Дидусенко промолчал. Согласиться? Нельзя. Спорить? Утверждать, что справится, — получится хвастовство.
Но про себя Егор Исаевич думал: «Подружимся с Манькой. Не может такого быть, чтобы не подружились. Не таких обламывал».
С Манькой получилось не так-то просто.
Но вот было в Егоре Исаевиче какое-то волшебство — умел он приручать зверей, даже самых диких. Спустя несколько дней и гепард терся мордой о рукав проводника, выгибал спину и помахивал длинным хвостом.
И это не было чудом. Просто Егор Исаевич знал, что не только человеку, но и зверю нужна забота и ласка. А в глазах Маньки он увидел теплоту и как бы просьбу о добре и снисходительности. Конечно, не сразу удалось приручить новую пассажирку. Но чем больше добра и ласки отдавал Дидусенко Маньке, тем больше исчезали у гепарда враждебность и недоверие. А потом возникла просто дружба.
В этом же вагоне ехала маленькая выдра. Егор Исаевич кормил ее рыбой, насыпая маленьких рыбешек в глиняную мисочку. Наевшись, выдра протягивала Егору Исаевичу одну или две оставшиеся рыбешки. И она была в числе его друзей.
Третью клетку занимала просто собака по имени Инга. Но собака эта была «гвоздем» цирковой программы. Она умела считать, читать и даже писать. Как Инга справлялась со всей этой программой начальной школы, знал ее дрессировщик. Зрители в цирке видели только конечный результат: учится на пятерку. Лохматая, среднего роста — ничем внешне не примечательная, — Инга сидела в своей клетке с таким видом, точно общество гепарда и выдры и даже самого Егора Исаевича было ей не по душе. О чем говорить! Со своим дрессировщиком Инге доводилось ездить в отдельных купе мягкого вагона и даже летать на реактивном «ТУ». Она была аристократкой. И характером своим никак не походила на Славиного Шустрика.
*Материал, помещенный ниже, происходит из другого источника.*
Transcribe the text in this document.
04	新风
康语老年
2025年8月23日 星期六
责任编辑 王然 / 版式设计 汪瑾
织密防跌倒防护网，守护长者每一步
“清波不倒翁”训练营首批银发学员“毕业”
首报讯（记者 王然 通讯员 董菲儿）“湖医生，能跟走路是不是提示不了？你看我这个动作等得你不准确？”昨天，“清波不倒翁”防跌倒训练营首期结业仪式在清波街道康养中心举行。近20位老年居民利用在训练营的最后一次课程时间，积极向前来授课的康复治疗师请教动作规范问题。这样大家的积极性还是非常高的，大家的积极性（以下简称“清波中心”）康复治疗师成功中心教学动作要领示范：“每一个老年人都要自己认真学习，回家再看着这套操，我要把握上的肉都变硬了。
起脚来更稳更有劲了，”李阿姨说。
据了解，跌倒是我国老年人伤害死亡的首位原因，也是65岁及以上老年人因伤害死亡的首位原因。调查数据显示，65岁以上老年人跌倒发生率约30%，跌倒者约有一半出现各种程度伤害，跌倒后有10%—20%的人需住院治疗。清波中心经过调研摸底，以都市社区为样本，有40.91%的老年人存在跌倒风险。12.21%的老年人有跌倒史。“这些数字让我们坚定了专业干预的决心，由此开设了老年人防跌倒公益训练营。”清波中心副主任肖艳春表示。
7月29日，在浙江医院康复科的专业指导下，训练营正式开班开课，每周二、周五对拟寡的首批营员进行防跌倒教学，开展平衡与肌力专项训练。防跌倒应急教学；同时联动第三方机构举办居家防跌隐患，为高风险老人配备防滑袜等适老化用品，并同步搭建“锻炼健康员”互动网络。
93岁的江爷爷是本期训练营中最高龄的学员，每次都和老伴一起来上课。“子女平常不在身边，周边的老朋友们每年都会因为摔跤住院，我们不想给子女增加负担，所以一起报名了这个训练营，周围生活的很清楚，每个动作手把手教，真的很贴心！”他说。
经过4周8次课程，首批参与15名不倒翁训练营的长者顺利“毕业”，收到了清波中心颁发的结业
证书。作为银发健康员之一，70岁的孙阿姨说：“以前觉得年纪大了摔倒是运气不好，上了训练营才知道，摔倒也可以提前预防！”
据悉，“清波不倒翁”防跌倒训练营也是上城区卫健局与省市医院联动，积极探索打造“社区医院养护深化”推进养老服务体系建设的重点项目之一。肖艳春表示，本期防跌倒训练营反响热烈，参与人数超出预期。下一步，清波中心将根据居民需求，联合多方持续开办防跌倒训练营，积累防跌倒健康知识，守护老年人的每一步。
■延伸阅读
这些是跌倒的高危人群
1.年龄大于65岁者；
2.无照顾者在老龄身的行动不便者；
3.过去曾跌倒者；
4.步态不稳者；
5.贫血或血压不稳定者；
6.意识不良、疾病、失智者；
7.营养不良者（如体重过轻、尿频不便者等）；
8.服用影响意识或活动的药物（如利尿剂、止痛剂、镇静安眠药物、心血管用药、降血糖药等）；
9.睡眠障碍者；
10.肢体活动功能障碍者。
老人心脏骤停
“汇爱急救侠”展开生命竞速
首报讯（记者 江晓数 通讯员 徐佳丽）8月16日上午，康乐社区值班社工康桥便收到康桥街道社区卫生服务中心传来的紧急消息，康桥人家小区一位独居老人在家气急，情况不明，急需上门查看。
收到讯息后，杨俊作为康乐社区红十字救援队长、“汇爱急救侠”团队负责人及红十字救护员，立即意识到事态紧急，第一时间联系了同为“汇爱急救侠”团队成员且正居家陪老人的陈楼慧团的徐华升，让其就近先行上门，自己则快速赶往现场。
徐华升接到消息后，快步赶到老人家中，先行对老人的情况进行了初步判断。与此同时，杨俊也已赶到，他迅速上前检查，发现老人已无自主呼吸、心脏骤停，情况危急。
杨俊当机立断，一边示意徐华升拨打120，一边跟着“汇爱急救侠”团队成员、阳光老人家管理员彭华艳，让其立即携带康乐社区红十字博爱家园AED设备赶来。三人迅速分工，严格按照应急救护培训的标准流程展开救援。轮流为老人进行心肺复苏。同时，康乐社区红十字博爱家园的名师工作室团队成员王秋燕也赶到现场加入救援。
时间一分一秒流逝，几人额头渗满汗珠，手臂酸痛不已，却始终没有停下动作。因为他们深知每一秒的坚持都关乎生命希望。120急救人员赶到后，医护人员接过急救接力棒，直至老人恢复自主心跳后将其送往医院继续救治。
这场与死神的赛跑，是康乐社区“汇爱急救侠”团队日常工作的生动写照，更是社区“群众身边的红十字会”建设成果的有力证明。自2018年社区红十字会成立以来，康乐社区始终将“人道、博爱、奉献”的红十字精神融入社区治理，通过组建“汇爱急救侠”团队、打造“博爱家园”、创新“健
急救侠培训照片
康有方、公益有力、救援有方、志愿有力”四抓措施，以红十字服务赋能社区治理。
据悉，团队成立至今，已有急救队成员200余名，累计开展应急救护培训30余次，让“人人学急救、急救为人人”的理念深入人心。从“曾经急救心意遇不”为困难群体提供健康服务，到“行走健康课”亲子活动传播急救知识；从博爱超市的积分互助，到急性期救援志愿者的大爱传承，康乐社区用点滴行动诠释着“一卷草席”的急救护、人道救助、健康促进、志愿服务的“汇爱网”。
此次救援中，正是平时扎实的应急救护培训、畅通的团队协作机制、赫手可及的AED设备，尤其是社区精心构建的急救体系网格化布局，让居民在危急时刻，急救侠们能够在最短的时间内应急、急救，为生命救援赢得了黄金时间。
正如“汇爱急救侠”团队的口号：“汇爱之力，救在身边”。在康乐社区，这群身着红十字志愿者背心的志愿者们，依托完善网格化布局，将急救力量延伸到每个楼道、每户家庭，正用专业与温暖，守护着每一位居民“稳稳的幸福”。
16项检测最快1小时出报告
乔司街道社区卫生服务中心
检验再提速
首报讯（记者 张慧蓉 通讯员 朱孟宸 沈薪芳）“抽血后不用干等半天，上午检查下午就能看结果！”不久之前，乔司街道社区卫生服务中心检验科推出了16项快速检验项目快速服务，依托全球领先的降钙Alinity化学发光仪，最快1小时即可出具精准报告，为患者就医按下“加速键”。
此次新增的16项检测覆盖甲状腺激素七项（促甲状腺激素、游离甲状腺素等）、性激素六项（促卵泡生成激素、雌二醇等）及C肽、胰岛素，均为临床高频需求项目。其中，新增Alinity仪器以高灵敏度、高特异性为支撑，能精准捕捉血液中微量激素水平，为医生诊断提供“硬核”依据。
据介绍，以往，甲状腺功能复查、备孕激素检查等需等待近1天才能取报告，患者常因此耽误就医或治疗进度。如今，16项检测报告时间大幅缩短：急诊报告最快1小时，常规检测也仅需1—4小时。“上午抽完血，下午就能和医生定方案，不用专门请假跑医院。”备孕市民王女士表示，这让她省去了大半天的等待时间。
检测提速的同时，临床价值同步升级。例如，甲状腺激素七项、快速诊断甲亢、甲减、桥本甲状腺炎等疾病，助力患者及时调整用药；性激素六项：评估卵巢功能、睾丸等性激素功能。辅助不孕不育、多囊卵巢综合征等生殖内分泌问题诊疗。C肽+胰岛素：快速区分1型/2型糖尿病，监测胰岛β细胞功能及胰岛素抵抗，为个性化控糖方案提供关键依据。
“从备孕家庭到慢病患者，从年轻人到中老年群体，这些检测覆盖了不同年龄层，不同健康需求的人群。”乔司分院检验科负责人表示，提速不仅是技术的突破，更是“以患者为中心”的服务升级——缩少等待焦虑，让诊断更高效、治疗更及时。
Егор Исаевич недолюбливал Ингу как вообще ведь всегда не любят тех, кто много воображает и высоко задирает нос. Но кормил он собаку так же заботливо, как других пассажиров этого звериного вагона, потому что был человеком честным и свои личные отношения не примешивал к служебным обязанностям. Привели знаменитую Ингу неизвестно почему в его вагон — значит, надо оказать ей гостеприимство и внимание. А это было первым правилом Егора Исаевича.
Вот в эту-то компанию и попал Лесик. И как?! — запертый в душном, темном, пропахшем бензином чемодане.
— Ах ты бедолага! — сказал Егор Исаевич, так низко наклонившись над Лесиком, что длинная борода проводника зверей коснулась мордочки медвежонка. А поскольку Егор Исаевич был непьющий и некурящий, борода эта пахла только мылом да еще молоком и хлебом.
Ну, как тут Лесику было не вспомнить маму! Ведь известное дело: у нас, людей, зрительная память — то есть мы видим и запоминаем, снова увидим и вспомним. А у зверей память иная. Запомнит зверь запах и по этому запаху вспомнит человека, еду, дом — все, что у людей запечатлевает зрение.
Когда к Лесику наклонился проводник, медвежонок заурчал, приподнялся и стал тереться об его бороду.
— Хороший, хороший, сиротка ты моя, — гладил его проводник большой, огрубевшей от работы ладонью.
Но для Лесика не могло быть ничего радостнее. Эта же рука дала ему бутылку с теплым подслащенным молоком, и сладкое тепло полилось в желудок.
Возможно, при этом Лесику снилась мама-медведица, а еще вернее, ему просто казалось, что мама рядом с ним.
Между тем гуднул электровоз, звякнули буфера, и, щелкая и покачиваясь на рельсах, поезд понесся на юг, увозя Лесика в новую, неизвестную жизнь.